11 March

Graphene Field-Effect Transistors as Flexible Neural Interfaces for Intracortical Electrophysiology

Thursday 11 March 2021, 10:30pm

ICN2 Seminar Hall, ICN2 Building, UAB


PhDAndrea Bonaccini Calia 

Directors: ICREA Prof. Jose Antonio Garrido, Advanced Electronic Materials and Devices Group Leader at ICN2.

Short Abstract: Recent years have witnessed novel technology developments of neural implants for medical applications, which are expected to help unveil unknown functionalities of the central nervous system. Currently available neural implants offer a modest clinical efficacy, partly due to the limitations posed by the invasiveness of the implants materials, the related technology and by the metals used at the electrical interface with the tissue.

Development of flexible electronics using biocompatible materials is key for the realisation of minimally invasive neural implants, which can be chronically implanted without causing rejection from the immune system. A very promising development is the use of two dimensional materials, such as graphene, for bioelectronics applications. Graphene solution-gated field effect transistor (gSGFET) is one of the emerging new neural technologies.

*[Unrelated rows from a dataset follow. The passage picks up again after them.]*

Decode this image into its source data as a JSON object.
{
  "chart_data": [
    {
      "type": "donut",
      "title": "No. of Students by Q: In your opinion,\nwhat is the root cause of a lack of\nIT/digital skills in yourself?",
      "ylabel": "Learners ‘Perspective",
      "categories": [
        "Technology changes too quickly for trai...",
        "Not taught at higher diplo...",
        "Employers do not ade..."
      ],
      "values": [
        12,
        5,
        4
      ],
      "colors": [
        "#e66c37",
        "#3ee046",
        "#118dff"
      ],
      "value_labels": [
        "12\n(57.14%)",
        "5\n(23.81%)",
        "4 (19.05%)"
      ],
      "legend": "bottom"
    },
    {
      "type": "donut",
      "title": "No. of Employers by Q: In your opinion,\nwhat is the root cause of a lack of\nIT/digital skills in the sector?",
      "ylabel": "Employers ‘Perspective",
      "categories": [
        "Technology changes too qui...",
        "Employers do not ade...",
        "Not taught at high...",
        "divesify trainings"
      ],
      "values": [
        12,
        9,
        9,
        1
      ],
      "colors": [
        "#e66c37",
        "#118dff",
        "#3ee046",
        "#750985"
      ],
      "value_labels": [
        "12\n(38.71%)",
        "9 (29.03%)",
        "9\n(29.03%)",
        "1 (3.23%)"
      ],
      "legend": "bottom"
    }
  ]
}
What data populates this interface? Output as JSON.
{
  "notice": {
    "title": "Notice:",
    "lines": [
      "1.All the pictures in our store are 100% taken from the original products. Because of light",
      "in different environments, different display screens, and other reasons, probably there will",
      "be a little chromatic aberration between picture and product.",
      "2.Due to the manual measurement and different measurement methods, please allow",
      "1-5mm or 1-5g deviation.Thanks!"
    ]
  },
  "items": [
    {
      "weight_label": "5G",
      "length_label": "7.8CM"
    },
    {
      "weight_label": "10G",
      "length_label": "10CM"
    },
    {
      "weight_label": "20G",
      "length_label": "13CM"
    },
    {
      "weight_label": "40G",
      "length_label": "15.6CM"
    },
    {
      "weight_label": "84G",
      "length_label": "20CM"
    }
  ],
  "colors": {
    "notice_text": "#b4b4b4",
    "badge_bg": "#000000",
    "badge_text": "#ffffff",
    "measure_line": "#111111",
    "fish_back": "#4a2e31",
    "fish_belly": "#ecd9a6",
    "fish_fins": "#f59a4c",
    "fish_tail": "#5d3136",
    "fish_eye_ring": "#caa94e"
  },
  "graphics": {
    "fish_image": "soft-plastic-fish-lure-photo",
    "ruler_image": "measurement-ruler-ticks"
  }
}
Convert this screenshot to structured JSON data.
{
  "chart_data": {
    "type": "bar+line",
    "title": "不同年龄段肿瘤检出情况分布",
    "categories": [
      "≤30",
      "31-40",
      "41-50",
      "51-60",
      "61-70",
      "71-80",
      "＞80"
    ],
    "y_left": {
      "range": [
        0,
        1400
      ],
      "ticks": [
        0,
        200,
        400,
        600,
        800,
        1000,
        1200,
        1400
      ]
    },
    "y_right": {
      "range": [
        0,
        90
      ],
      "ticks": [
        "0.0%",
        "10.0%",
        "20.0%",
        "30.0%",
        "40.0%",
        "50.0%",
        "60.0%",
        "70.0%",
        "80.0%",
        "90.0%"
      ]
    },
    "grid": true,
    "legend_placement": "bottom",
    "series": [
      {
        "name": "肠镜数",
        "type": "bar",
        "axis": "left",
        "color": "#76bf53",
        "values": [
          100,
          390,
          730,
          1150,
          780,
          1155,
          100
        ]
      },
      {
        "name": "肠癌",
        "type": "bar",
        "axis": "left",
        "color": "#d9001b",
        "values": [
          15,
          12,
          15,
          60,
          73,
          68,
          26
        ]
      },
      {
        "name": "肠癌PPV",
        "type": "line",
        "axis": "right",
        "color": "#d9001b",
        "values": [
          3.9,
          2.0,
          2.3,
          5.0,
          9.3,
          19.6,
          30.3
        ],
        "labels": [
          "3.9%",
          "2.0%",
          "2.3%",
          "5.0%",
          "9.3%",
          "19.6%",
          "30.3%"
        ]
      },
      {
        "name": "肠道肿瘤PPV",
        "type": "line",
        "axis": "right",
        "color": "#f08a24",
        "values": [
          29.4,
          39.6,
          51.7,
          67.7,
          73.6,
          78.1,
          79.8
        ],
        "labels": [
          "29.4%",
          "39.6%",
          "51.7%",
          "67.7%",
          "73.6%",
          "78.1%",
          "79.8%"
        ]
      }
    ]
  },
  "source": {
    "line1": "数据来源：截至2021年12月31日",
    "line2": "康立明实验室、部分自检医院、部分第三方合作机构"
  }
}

In this PhD thesis, arrays of gSGFETs have been fabricated and optimized in terms of sensitivity and signal-to-noise ratio, adopting wafer-scale micro-fabrication methods. The 1/f noise of gSGFETs has been characterised, studying the effect of contact noise and channel noise.

Flexible and ultra-thin neural probes containing arrays of gSGFETs have been successfully fabricated and used during in vivo micro-electro-corticography recordings. Neural activity recordings have been obtained with flexible graphene depth neural probes in relevant awake animal models of seizures and established epilepsy. In addition to the recording of characteristic epilepsy-related biomarkers in conventional frequency bands, it was possible to simultaneously detect and map infra-slow activity through different cortical layers and subcortical regions. The infra-slow activity (< 0.1Hz) is suspected to contribute to the pathophysiology of several neurological disorders such as stroke, traumatic brain injury, migraine and epilepsy, and is thus of high clinical relevance.

Furthermore, the assessment of the long term recording stability and functionality, as well as the biocompatibility of the gDNP have also been demonstrated as part of this thesis work.